O Seminário Maior de Coimbra, edifício com mais de 250 anos e com uma riqueza arquitectónica e patrimonial surpreendente, passou a estar de portas abertas, podendo agora ser descoberto em visitas guiadas.

Quem nunca entrou no Seminário, situado no coração da cidade, ao lado do Jardim Botânico, não imagina a magnificência dos espaços que podem agora ser visitados. Estes foram mostrados aos jornalistas numa visita guiada conduzida pelo Padre Nuno Santos, reitor do Seminário Maior de Coimbra, que contou as muitas histórias do edifício, de raiz italiana, após uma conferência de imprensa promovida pelo Turismo de Portugal, o Seminário Maior de Coimbra e o Grupo Gala, empresa que promove o espaço e coordena as visitas.

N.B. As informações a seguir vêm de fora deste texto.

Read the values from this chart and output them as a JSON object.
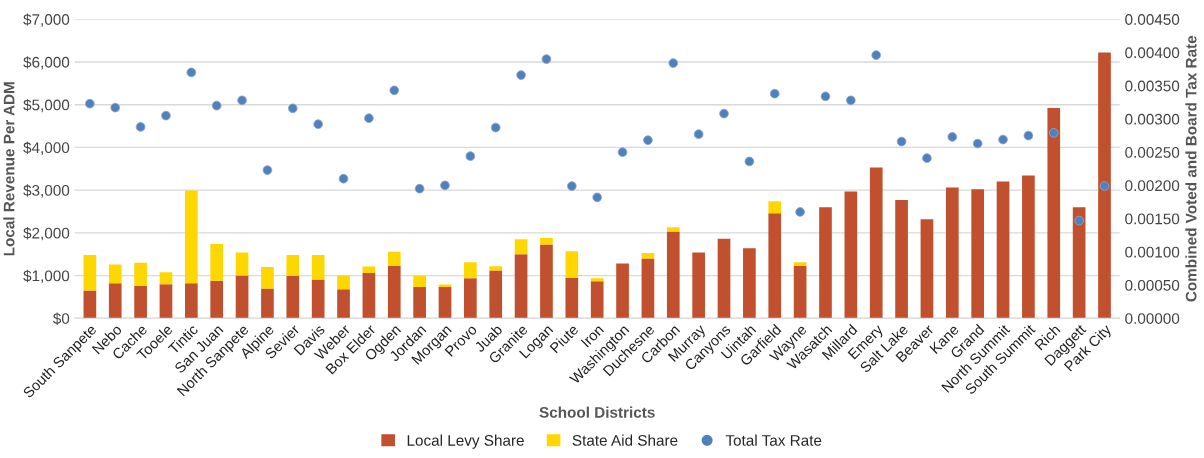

Miguel Martins, director-geral do Grupo Gala, explicou como vão funcionar as visitas guiadas, que acontecerão de hora a hora, entre as 10h e as 12h e as 14h e as 19h, de segunda-feira a sábado. A duração será de 50 minutos e o preço é de 5 euros.

Pedro Machado, presidente do Turismo Centro de Portugal, destacou na conferência de imprensa o casamento feliz entre a actividade turística e a cultura. “Nem sempre foi bem visto tirar partido do património para atrair visitantes”, indicando ainda que “felizmente, hoje percebemos que acontece o contrário”, até porque “e muito fácil aproveitar o fluxo de visitas para preservar e requalificar o património”.

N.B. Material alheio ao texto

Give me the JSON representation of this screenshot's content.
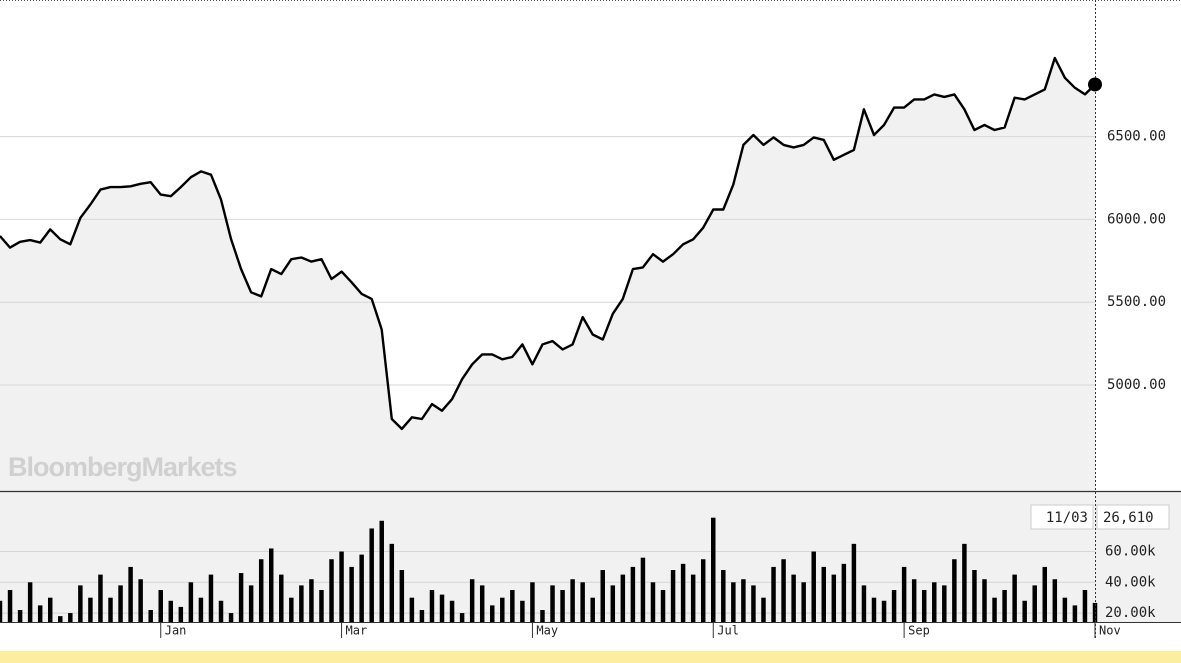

O presidente do Turismo Centro de Portugal sublinhou ainda a importância deste momento para a cidade de Coimbra, a nível turístico. “Este espaço permite a quem visita Coimbra alargar o espaço de visitação para além do percurso entre o Largo D. Dinis e a Largo da Portagem”, e como consequência, “aumenta a taxa de permanência, com reflexos na taxa de ocupação hoteleira, na restauração, no comércio… enfim, em toda a cadeia de valor da actividade turística”.

Mandado construir pelo Bispo Conde D. Miguel da Anunciação, as obras do Seminário Maior de Coimbra iniciaram-se com dinheiro proveniente da sua fortuna pessoal. O projeto, de traço e gosto italiano, é da autoria do arquiteto italiano Giovani Tamossi. A primeira pedra foi lançada a 16 de julho de 1748 e dez anos depois recebia os primeiros alunos. Foi solenemente inaugurado a 28 de outubro de 1765.

Os espaços agora abertos ao público são o Refeitório, a Escada em Caracol, a Capela de S. Miguel, os Aposentos Episcopais, a Varanda do Mondego, a Biblioteca Velha, a Sala dos Azulejos e a Igreja da Sagrada Família.